An Obligation to Make Meritorious Objections
Turning to the decision itself, the panel explained that, in addition to failing to object to the increased drug quantity calculation, Freeman’s counsel also failed to notice that an enhancement for “obstruction” likely should not have applied. While traveling to North Carolina may have counted as “avoiding or fleeing arrest,” that alone is not usually enough to support an obstruction enhancement.
The court dismissed out of hand trial counsel’s suggestion that pursuing these objections would have created a “hostile environment” in the courtroom. It stressed that while “that may be an appropriate justification for foregoing a meritless objection,” it is “never…an appropriate justification for waiving a meritorious one.” As the dissent pointed out, this refusal to credit a purported strategic justification for not making an objection is unusual—to say the least.
The majority also cited the “numerous, inconsistent, and shifting justifications” counsel provided for his decisions as evidence that he “went into his client’s sentencing woefully unprepared.”
Insufficient Consideration of Addiction
Next, despite noting that “sentences that fall within the Guidelines range are entitled to a presumption of reasonableness,” the majority concluded that Freeman’s sentence was substantively unreasonable.
The court noted that, based on data from the Sourcebook of Federal Sentencing Statistics, the average sentence in cases involving a similar drug weight was 95 months, compared to Freeman’s 210-month sentence. It faulted the district court for failing to consider this disparity.
The majority also held that the district court failed to adequately consider Freeman’s “severe” addiction to hydrocodone. It further emphasized that she sold the pills principally “to sustain her own addiction.” Finally, it stressed that “hydrocodone requires users to take progressively more pills in order to feel its effects and avoid painful withdrawal symptoms. The addiction can quickly take over a person’s life.”
In light of this addiction, a within-guidelines sentence was not substantively reasonable:
In the absence of countervailing evidence such as acts of violence, none of which appears in the record before this Court, Freeman’s severe opioid addiction and her disparate sentence merited a downward variance in this case.
A Curious Footnote
Perhaps the most interesting part of the decision, though, is a footnote at the tail end of the majority opinion. Chief Judge Gregory wrote that “[i]t is worth noting that other parties appear to bear significantly greater responsibility for the opioid crisis,” citing a recent DOJ settlement with the Sackler family. The Sackler family are the owners of Purdue Pharma, one of the drug manufacturers most notorious for pushing doctors to prescribe opioids.

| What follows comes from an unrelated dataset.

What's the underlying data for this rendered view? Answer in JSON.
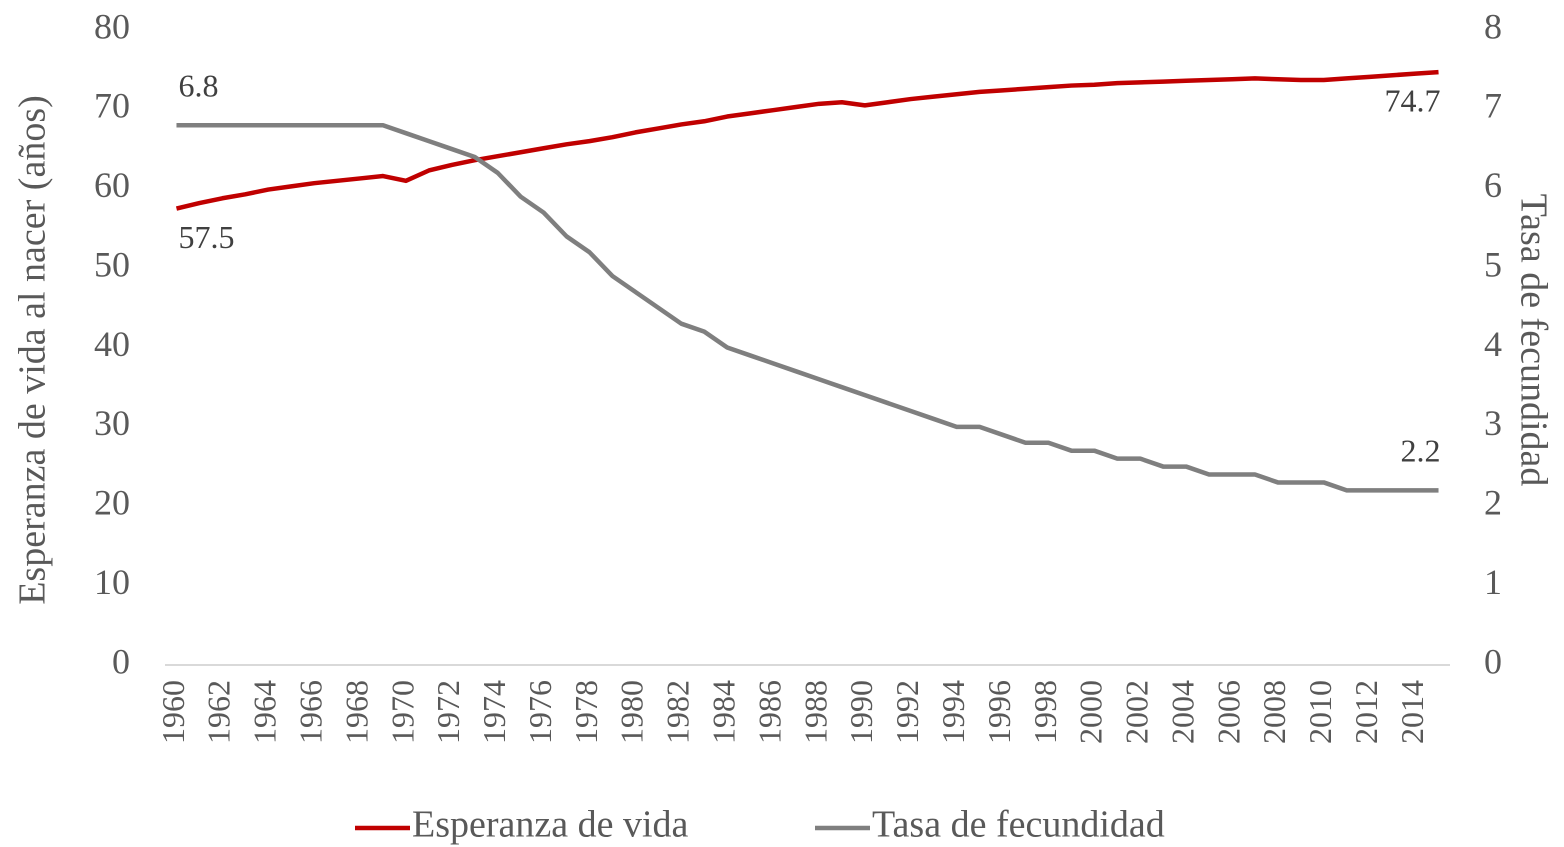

The Sentencing Guidelines do recognize the possibility of a sentence reduction based on an offender’s relatively minor role (U.S.S.G. § 3B1.2). But the suggestion that drug company malfeasance might reduce the culpability of those suffering from addiction is a novel, and—for those concerned about overcriminalization and the collateral consequences of the war on drugs—positive development.

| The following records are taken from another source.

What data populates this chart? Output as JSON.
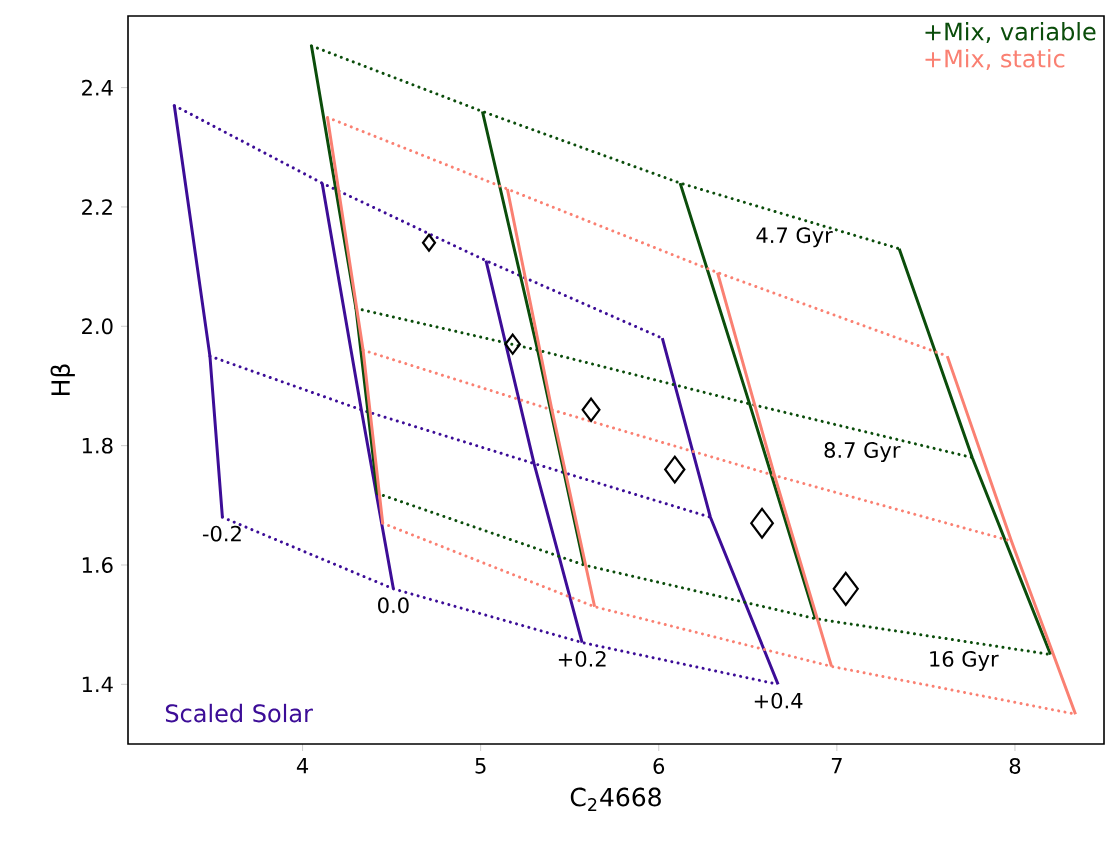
{
  "chart_data": {
    "type": "line",
    "xlabel": "C$_{2}$4668",
    "ylabel": "Hβ",
    "xlim": [
      3.02,
      8.5
    ],
    "ylim": [
      1.3,
      2.52
    ],
    "xticks": [
      4,
      5,
      6,
      7,
      8
    ],
    "yticks": [
      1.4,
      1.6,
      1.8,
      {
        "value": 2.0,
        "label": "2.0"
      },
      2.2,
      2.4
    ],
    "legend": "top right",
    "grid": false,
    "series": [
      {
        "name": "Scaled Solar",
        "line_style": "solid",
        "color": "#3c0d97",
        "x": [
          3.28,
          3.48,
          3.55
        ],
        "values": [
          2.37,
          1.95,
          1.68
        ]
      },
      {
        "line_style": "solid",
        "color": "#3c0d97",
        "x": [
          4.11,
          4.33,
          4.51
        ],
        "values": [
          2.24,
          1.86,
          1.56
        ]
      },
      {
        "line_style": "solid",
        "color": "#3c0d97",
        "x": [
          5.03,
          5.3,
          5.57
        ],
        "values": [
          2.11,
          1.77,
          1.47
        ]
      },
      {
        "line_style": "solid",
        "color": "#3c0d97",
        "x": [
          6.02,
          6.29,
          6.67
        ],
        "values": [
          1.98,
          1.68,
          1.4
        ]
      },
      {
        "line_style": "dotted",
        "color": "#3c0d97",
        "x": [
          3.28,
          4.11,
          5.03,
          6.02
        ],
        "values": [
          2.37,
          2.24,
          2.11,
          1.98
        ]
      },
      {
        "line_style": "dotted",
        "color": "#3c0d97",
        "x": [
          3.48,
          4.33,
          5.3,
          6.29
        ],
        "values": [
          1.95,
          1.86,
          1.77,
          1.68
        ]
      },
      {
        "line_style": "dotted",
        "color": "#3c0d97",
        "x": [
          3.55,
          4.51,
          5.57,
          6.67
        ],
        "values": [
          1.68,
          1.56,
          1.47,
          1.4
        ]
      },
      {
        "name": "+Mix, variable",
        "line_style": "solid",
        "color": "#0b4d0b",
        "x": [
          4.05,
          4.3,
          4.42
        ],
        "values": [
          2.47,
          2.03,
          1.72
        ]
      },
      {
        "line_style": "solid",
        "color": "#0b4d0b",
        "x": [
          5.01,
          5.32,
          5.58
        ],
        "values": [
          2.36,
          1.96,
          1.6
        ]
      },
      {
        "line_style": "solid",
        "color": "#0b4d0b",
        "x": [
          6.12,
          6.51,
          6.88
        ],
        "values": [
          2.24,
          1.87,
          1.51
        ]
      },
      {
        "line_style": "solid",
        "color": "#0b4d0b",
        "x": [
          7.35,
          7.76,
          8.2
        ],
        "values": [
          2.13,
          1.78,
          1.45
        ]
      },
      {
        "line_style": "dotted",
        "color": "#0b4d0b",
        "x": [
          4.05,
          5.01,
          6.12,
          7.35
        ],
        "values": [
          2.47,
          2.36,
          2.24,
          2.13
        ]
      },
      {
        "line_style": "dotted",
        "color": "#0b4d0b",
        "x": [
          4.3,
          5.32,
          6.51,
          7.76
        ],
        "values": [
          2.03,
          1.96,
          1.87,
          1.78
        ]
      },
      {
        "line_style": "dotted",
        "color": "#0b4d0b",
        "x": [
          4.42,
          5.58,
          6.88,
          8.2
        ],
        "values": [
          1.72,
          1.6,
          1.51,
          1.45
        ]
      },
      {
        "name": "+Mix, static",
        "line_style": "solid",
        "color": "#fa8072",
        "x": [
          4.14,
          4.34,
          4.45
        ],
        "values": [
          2.35,
          1.96,
          1.67
        ]
      },
      {
        "line_style": "solid",
        "color": "#fa8072",
        "x": [
          5.15,
          5.4,
          5.64
        ],
        "values": [
          2.23,
          1.86,
          1.53
        ]
      },
      {
        "line_style": "solid",
        "color": "#fa8072",
        "x": [
          6.33,
          6.65,
          6.97
        ],
        "values": [
          2.09,
          1.75,
          1.43
        ]
      },
      {
        "line_style": "solid",
        "color": "#fa8072",
        "x": [
          7.62,
          7.98,
          8.34
        ],
        "values": [
          1.95,
          1.64,
          1.35
        ]
      },
      {
        "line_style": "dotted",
        "color": "#fa8072",
        "x": [
          4.14,
          5.15,
          6.33,
          7.62
        ],
        "values": [
          2.35,
          2.23,
          2.09,
          1.95
        ]
      },
      {
        "line_style": "dotted",
        "color": "#fa8072",
        "x": [
          4.34,
          5.4,
          6.65,
          7.98
        ],
        "values": [
          1.96,
          1.86,
          1.75,
          1.64
        ]
      },
      {
        "line_style": "dotted",
        "color": "#fa8072",
        "x": [
          4.45,
          5.64,
          6.97,
          8.34
        ],
        "values": [
          1.67,
          1.53,
          1.43,
          1.35
        ]
      },
      {
        "type": "bubble",
        "marker": "diamond",
        "color": "#000000",
        "x": [
          4.71,
          5.18,
          5.62,
          6.09,
          6.58,
          7.05
        ],
        "values": [
          2.14,
          1.97,
          1.86,
          1.76,
          1.67,
          1.56
        ],
        "sizes": [
          0.25,
          0.36,
          0.49,
          0.64,
          0.81,
          1
        ]
      }
    ],
    "annotations": [
      {
        "text": "4.7 Gyr",
        "x": 6.76,
        "y": 2.18
      },
      {
        "text": "8.7 Gyr",
        "x": 7.14,
        "y": 1.82
      },
      {
        "text": "16 Gyr",
        "x": 7.71,
        "y": 1.47
      },
      {
        "text": "-0.2",
        "x": 3.55,
        "y": 1.68
      },
      {
        "text": "0.0",
        "x": 4.51,
        "y": 1.56
      },
      {
        "text": "+0.2",
        "x": 5.57,
        "y": 1.47
      },
      {
        "text": "+0.4",
        "x": 6.67,
        "y": 1.4
      }
    ]
  }
}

Although the opinion does not mention it, the footnote also hints at a disconnect between sentencing Freeman, who is suffering from addiction, to prison when pharmaceutical executives are able to resolve allegations related to the opioid crisis through monetary settlements with the government.
Conclusion
In sum, this decision reflects a much more compassionate view of those convicted of opioid-related offenses and a skepticism of counsel’s failure to make meritorious objections out of a concern about “rocking the boat” at sentencing. Its greater focus on the reality of addiction and the relative role of lower-level offenders in the opioid crisis will likely be relevant to many defendants facing sentencing in the future.
The case is United States v. Freeman, No. 19-4104 (4th Cir. 2021).
Any opinions expressed here are my own. This article is not legal advice; if you have a legal issue, you should consult an attorney.